Qu’importe le médium pour faire passer le message, s’il faut du son, de la vidéo, du dessin ou de la sculpture, l’important est de s’adapter au contexte sans que le contenu de l’œuvre change et qu’elle reste accessible et sensibilise un large public. Les associations qui luttent contre le changement climatique n’arrivent plus à capter l’attention de la population avec les seuls messages scientifiques. Les O.N.G. qui souhaitent que leurs projets trouvent un écho et deviennent actifs font appel aux artistes qui ont désormais un rôle important dans les discussions lors des forums mondiaux et qui, avec leurs œuvres, aident à la visualisation des problématiques. Notre projet du Bureau du passeport mondial Antarctique exemple, contribue à alerter sur la nécessité à réfléchir aux grands déplacements des populations encore à venir dus aux changements climatiques. 
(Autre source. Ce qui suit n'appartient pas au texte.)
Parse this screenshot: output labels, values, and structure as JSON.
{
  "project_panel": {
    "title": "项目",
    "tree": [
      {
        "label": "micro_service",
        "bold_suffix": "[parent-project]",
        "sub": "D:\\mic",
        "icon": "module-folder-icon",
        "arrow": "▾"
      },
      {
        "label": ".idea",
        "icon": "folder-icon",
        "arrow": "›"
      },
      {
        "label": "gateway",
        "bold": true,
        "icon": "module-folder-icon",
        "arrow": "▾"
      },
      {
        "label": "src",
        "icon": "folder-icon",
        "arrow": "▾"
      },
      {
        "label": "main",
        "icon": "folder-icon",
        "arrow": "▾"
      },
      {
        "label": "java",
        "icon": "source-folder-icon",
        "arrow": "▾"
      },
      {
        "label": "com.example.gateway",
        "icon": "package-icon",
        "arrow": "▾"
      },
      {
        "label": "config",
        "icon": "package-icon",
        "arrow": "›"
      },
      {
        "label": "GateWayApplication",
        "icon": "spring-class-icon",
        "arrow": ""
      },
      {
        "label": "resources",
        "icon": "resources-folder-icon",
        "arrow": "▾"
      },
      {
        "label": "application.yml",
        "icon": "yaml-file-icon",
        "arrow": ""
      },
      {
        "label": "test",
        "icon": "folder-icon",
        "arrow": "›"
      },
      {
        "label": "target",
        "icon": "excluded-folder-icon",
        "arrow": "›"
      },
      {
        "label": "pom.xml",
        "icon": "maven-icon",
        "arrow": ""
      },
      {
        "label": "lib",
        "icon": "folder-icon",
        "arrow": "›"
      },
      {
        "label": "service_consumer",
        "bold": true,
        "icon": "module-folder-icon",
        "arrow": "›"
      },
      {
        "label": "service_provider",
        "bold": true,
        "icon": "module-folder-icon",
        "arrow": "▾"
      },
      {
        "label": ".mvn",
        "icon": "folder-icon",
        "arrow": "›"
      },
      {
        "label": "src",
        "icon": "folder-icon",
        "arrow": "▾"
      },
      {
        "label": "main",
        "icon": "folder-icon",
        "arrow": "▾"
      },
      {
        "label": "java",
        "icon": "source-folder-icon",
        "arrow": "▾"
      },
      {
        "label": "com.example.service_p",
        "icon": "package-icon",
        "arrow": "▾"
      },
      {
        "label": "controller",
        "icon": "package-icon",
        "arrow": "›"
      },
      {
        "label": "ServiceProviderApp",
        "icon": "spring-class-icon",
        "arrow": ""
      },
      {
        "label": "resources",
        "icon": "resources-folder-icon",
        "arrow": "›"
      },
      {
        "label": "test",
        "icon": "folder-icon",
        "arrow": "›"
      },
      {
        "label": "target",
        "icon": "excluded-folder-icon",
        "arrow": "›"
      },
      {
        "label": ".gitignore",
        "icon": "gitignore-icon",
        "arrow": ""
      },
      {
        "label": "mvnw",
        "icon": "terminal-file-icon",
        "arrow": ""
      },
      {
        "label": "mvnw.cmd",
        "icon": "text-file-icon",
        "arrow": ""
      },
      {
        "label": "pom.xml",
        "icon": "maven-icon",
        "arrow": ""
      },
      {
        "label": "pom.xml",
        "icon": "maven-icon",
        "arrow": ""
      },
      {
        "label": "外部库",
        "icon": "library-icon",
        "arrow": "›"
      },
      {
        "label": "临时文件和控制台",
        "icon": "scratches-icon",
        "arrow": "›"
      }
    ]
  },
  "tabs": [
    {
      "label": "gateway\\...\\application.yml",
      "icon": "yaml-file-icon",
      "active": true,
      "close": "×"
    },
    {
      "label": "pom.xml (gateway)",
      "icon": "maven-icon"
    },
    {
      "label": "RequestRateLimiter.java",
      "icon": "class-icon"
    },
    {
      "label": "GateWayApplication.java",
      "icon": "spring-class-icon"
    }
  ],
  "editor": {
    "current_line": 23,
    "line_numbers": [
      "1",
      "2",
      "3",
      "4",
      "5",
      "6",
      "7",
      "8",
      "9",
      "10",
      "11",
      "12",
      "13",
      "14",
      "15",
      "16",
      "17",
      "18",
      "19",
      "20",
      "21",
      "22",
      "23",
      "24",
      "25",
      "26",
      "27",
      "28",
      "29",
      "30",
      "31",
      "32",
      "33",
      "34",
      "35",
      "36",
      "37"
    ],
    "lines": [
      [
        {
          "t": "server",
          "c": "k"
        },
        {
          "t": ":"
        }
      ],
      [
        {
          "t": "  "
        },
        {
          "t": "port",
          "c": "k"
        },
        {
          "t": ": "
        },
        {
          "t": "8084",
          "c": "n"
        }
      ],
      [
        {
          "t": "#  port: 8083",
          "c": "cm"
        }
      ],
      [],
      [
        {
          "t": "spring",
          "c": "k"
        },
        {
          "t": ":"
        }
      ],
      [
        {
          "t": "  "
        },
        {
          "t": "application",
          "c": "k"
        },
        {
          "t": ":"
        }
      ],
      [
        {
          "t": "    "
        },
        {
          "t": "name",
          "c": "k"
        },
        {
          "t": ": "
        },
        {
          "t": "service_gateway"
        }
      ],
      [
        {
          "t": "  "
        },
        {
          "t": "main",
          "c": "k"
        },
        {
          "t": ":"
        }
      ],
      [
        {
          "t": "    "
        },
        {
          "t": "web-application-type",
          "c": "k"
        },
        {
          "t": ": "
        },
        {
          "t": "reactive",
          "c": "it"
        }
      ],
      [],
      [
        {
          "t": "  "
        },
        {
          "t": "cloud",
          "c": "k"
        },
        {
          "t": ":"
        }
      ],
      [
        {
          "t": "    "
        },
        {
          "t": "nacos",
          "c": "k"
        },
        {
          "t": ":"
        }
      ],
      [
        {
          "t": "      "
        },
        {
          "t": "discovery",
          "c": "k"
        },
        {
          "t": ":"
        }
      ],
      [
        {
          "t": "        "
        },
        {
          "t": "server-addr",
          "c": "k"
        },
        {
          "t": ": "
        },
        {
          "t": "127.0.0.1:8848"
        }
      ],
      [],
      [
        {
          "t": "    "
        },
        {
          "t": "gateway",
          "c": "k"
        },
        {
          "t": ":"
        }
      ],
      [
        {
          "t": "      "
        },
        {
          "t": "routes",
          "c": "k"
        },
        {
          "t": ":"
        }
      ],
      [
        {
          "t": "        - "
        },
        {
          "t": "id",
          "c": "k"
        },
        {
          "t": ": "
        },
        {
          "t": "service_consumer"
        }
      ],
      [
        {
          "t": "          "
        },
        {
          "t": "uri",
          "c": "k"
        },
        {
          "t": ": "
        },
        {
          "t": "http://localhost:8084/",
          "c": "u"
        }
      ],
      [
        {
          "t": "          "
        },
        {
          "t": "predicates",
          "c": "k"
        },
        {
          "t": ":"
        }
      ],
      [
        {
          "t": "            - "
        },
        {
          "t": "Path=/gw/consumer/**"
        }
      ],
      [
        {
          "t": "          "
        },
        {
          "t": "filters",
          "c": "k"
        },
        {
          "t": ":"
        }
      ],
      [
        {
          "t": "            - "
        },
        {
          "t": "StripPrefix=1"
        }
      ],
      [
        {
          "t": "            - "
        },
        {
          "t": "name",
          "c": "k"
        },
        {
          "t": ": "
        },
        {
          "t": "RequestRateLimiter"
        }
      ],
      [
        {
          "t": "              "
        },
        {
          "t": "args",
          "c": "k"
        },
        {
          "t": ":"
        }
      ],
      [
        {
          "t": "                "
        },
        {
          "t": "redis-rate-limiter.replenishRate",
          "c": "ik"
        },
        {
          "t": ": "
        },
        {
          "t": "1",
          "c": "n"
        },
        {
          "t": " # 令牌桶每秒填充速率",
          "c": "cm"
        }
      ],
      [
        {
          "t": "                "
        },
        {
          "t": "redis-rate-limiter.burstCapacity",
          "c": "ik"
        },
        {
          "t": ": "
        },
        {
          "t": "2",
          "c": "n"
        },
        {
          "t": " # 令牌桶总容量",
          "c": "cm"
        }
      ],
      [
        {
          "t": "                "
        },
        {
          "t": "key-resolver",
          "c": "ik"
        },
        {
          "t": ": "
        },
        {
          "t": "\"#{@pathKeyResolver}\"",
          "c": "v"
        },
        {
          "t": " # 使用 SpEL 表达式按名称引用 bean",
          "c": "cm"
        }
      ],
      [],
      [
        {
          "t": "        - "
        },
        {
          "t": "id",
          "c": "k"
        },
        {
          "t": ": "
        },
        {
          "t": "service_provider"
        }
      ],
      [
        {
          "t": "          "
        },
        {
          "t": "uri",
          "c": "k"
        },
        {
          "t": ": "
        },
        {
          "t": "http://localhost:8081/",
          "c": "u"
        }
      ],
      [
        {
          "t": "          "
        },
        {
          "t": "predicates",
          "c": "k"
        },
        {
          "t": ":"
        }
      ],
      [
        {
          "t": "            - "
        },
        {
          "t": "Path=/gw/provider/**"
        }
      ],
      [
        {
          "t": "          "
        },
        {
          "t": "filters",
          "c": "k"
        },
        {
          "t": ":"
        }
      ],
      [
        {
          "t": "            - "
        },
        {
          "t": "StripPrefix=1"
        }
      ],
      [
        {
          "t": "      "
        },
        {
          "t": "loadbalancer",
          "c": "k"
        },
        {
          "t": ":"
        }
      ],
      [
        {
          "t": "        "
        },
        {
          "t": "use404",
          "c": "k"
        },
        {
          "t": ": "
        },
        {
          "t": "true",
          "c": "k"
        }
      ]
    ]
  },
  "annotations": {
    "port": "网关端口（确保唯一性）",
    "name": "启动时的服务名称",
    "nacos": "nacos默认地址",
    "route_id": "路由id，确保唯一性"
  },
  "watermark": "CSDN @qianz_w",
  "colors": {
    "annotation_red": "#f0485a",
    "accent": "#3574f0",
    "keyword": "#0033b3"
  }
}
Un enjeu qui traverse plusieurs de vos projets… 

Le phénomène de la mobilité est irréversible. Depuis plus de vingt-cinq ans nous posons dans nos projets la question des frontières et nous sommes encore aujourd’hui dans cette problématique. Refuge Wear (1992-1998), étudiait la conception de « vêtements refuges » et posait la question d’une architecture mobile faite d’unités individuelles comportant le minimum vital pour se protéger et pouvant être reliées entre elles. En 1995, à la biennale de Venise, Antarctica World Passport posait déjà la question de l’Antarctique comme un idéal d’un monde sans frontières. Nous nous engageons sur des problématiques pour lesquelles il est urgent qu’une prise de conscience et des actions concrètes soient menées. En n’agissant pas, nous devenons spectateurs des déplacements de populations qui n’ont pas d’autres choix pour survivre. Ces phénomènes migratoires doivent être gérés à l’international, d’autant plus qu’ils vont s’aggraver avec le changement climatique. Fermer les frontières, bâtir des murs, ne résoudra rien car il est évident que rien ne peut résister à une caravane de dizaines de milliers de personnes désespérées et prêtes à mourir pour passer la frontière parce que de toute façon elles n’ont pas le choix. Le méta-thème Antarctica aborde cette réalité, nous agissons par rapport au contexte. Des sujets extrêmement complexes qui nécessitent que nous soyons entourés pour approfondir la réflexion.

« L’art doit parler du présent avec un regard sur le futur car le futur s’appuie sur le présent. »

Un travail collectif qui augmente la puissance de vos projets mais aussi leur permet de prendre des dimensions et des orientations nouvelles…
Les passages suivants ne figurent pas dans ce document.